Она показалась тогда на вечере изломанной, капризной, чересчур приковывающей к себе внимание своей высокой фигурой, облитой, как лаком, черным платьем, безмятежной плавностью речи, чернотой ресниц, похожих на завесы, сидела на диване, закинув ногу на ногу, пила вино, держа сигарету на отлете, танцевала только два раза, с Эльдаром и Романом, как бы снисходительно уступая их остротам, и, мнилось, была равнодушна ко всей молодой компании («Чайльд Гарольд в юбке»), присутствуя здесь только из-за школьного знакомства с Людмилой.

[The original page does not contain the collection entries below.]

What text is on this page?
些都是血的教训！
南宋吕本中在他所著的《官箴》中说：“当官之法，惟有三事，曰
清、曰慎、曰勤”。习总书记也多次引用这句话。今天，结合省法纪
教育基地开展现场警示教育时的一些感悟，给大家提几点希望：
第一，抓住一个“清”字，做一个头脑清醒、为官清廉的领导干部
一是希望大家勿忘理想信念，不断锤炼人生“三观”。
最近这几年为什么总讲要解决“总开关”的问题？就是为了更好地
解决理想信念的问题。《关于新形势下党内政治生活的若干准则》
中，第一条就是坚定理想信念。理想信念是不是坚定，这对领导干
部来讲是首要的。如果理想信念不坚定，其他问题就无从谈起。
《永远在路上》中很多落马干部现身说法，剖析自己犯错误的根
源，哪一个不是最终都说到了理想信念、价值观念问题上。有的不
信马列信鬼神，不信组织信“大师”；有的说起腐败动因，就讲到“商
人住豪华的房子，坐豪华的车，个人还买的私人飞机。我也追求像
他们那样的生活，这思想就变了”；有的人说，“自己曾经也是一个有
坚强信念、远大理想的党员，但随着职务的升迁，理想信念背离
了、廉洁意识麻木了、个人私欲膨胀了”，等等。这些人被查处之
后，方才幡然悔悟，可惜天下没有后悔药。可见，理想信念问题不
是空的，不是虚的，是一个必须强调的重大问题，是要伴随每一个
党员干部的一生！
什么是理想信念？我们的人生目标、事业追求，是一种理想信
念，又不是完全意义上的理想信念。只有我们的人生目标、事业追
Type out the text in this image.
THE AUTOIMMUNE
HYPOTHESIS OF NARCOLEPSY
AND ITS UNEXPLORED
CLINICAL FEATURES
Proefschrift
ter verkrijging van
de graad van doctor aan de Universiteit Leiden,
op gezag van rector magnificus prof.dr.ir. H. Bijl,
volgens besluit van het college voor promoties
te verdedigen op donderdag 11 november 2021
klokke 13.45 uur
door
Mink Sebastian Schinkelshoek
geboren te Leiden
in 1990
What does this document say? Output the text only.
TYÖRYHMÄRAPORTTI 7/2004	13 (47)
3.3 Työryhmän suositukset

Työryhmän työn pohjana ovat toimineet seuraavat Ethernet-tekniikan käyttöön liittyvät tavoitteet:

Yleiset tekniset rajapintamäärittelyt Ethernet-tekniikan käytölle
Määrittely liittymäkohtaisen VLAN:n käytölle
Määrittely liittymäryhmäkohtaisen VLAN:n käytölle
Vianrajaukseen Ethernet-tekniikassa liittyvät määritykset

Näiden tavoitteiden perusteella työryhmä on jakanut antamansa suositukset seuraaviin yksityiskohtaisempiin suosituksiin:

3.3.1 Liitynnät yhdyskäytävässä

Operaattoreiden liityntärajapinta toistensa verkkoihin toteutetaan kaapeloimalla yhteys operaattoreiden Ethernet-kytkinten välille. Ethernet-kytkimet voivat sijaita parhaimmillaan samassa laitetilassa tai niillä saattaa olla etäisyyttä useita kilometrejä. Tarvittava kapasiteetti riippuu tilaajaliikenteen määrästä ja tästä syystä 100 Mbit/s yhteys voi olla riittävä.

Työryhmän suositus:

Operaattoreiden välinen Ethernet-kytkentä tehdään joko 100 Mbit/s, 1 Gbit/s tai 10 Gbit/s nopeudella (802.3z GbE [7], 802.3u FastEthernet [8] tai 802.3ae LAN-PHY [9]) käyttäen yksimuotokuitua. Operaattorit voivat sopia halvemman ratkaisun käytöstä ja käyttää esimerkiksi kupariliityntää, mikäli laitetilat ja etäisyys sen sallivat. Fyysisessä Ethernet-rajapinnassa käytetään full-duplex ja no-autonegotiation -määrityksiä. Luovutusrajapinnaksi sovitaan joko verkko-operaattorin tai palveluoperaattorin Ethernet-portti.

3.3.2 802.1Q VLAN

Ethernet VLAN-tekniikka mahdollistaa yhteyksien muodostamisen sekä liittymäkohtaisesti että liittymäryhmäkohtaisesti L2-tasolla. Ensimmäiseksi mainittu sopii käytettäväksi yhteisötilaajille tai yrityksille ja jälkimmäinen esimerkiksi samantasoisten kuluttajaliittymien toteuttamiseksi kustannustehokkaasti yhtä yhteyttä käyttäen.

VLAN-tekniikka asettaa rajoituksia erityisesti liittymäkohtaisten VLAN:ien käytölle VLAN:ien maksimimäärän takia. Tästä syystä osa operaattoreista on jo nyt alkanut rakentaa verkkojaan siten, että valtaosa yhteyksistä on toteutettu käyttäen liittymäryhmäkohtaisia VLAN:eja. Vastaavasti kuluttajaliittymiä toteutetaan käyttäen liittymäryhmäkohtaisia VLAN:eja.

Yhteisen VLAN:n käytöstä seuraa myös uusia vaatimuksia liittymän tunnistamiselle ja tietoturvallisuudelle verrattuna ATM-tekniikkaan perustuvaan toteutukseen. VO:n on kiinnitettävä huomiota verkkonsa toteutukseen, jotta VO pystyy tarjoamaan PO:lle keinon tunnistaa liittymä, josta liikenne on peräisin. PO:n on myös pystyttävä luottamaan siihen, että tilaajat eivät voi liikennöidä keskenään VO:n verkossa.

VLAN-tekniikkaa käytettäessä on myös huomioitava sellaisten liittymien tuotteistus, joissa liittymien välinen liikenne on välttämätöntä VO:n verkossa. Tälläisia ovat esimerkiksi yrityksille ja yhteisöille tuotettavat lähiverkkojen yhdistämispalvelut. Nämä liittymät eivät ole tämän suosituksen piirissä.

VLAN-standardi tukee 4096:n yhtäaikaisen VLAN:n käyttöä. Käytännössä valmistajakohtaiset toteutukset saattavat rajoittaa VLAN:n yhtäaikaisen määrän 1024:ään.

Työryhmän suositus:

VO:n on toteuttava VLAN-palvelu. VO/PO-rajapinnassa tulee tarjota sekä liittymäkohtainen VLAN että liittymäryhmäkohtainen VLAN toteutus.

— Случайность. — Он взял ее длинную кисть, медленно провел ею по губам. — Ты никогда не думала об этом? Чуть-чуть — и жизнь, чуть-чуть — и смерть. На войне я однажды подумал: почти всем оставшимся в живых подарена счастливая случайность. И мне в том числе. — Он поцеловал ее руку и положил ее себе на лоб. — А потом после войны: некая принцесса села на диван рядом…
— Нет, Саша, — сказала она, разглаживая пальцем его влажный лоб, который выражал сейчас то, что, видимо, мучило его и в бреду. — А ты никогда не думал, что, может быть, где-то там уже написан конспект нашей жизни и его нельзя поправить? Ластиком орфографические ошибки и запятые не сотрешь. И ничего не сдуешь с чужого конспекта. Как на экзамене.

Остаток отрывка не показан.